Sure. I have heard this now so many time here. To me however Kafka the software ...

jpgvm · on Oct 12, 2020

I think Kafka inherits too much of this "heinously complex" reputation from Zookeeper (which itself is also not heinously complex, just some people have an allergy to either JVM, ZAB or both).

Internally it's one of the simpler pieces of software I rely on. It's base API is small and effective and works "as you would expect". Replication uses the same fetch API consumers use, because why wouldn't it? Controller election uses tried and true ZK patterns, it's log storage is pretty simple, even the compaction logic is understandable.

To be fair I have spent a lot of time with it, patched it and it's pretty much the core of my toolbox but I don't think this is a controversial opinion among data infrastructure engineers. Compared to other software we work with Kafka is some of the simpler, dumber stuff which is refreshing.

On the other hand I really want to learn Pulsar but it definitely is more complex, my hope is that complexity pays off with big architectural advantages but we will see. :)

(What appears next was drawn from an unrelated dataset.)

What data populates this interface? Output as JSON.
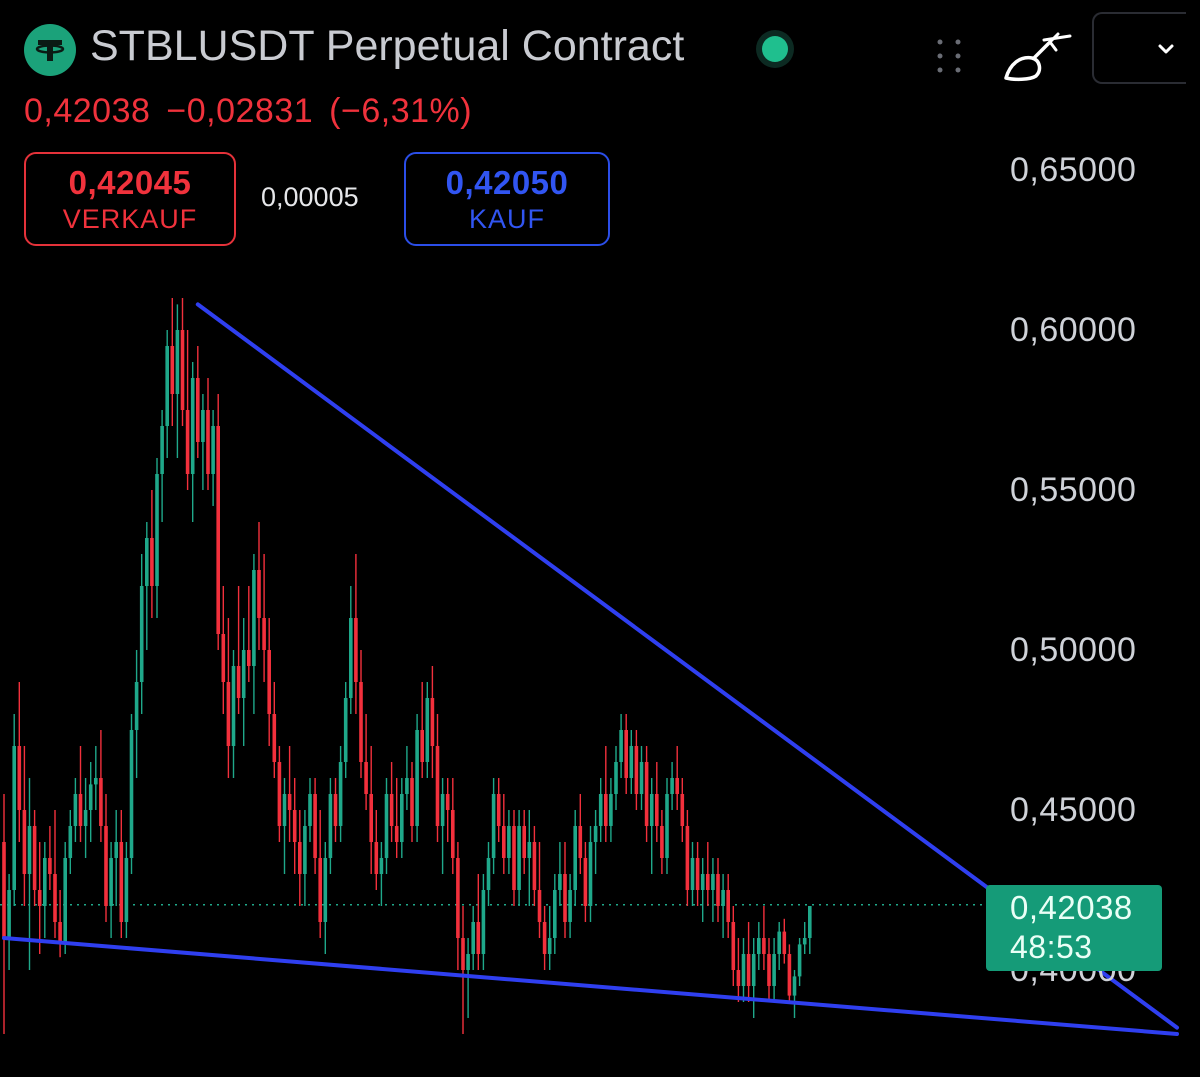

On the topic of what to use it for chances are if you don't know what it's for you probably don't have the problems it's meant to solve. I don't mean that in a derogatory way just that it's designed for large distributed architectures where many interested parties want to consume the same data. Or where a small number of very high throughput applications need a buffered transport that can take the load and spill to disk etc. I.e it is inherently niche, most companies don't have these problems.

prerok · on Oct 12, 2020

We came for the gems but all we got is shards :)

nullsense · on Oct 12, 2020

It's named Kafka because LinkedIn's data access story was Kafkaesque and they wanted a way to wrangle it, so they wrote a tool to do that and named it Kafka.

It's good if you have a use for it.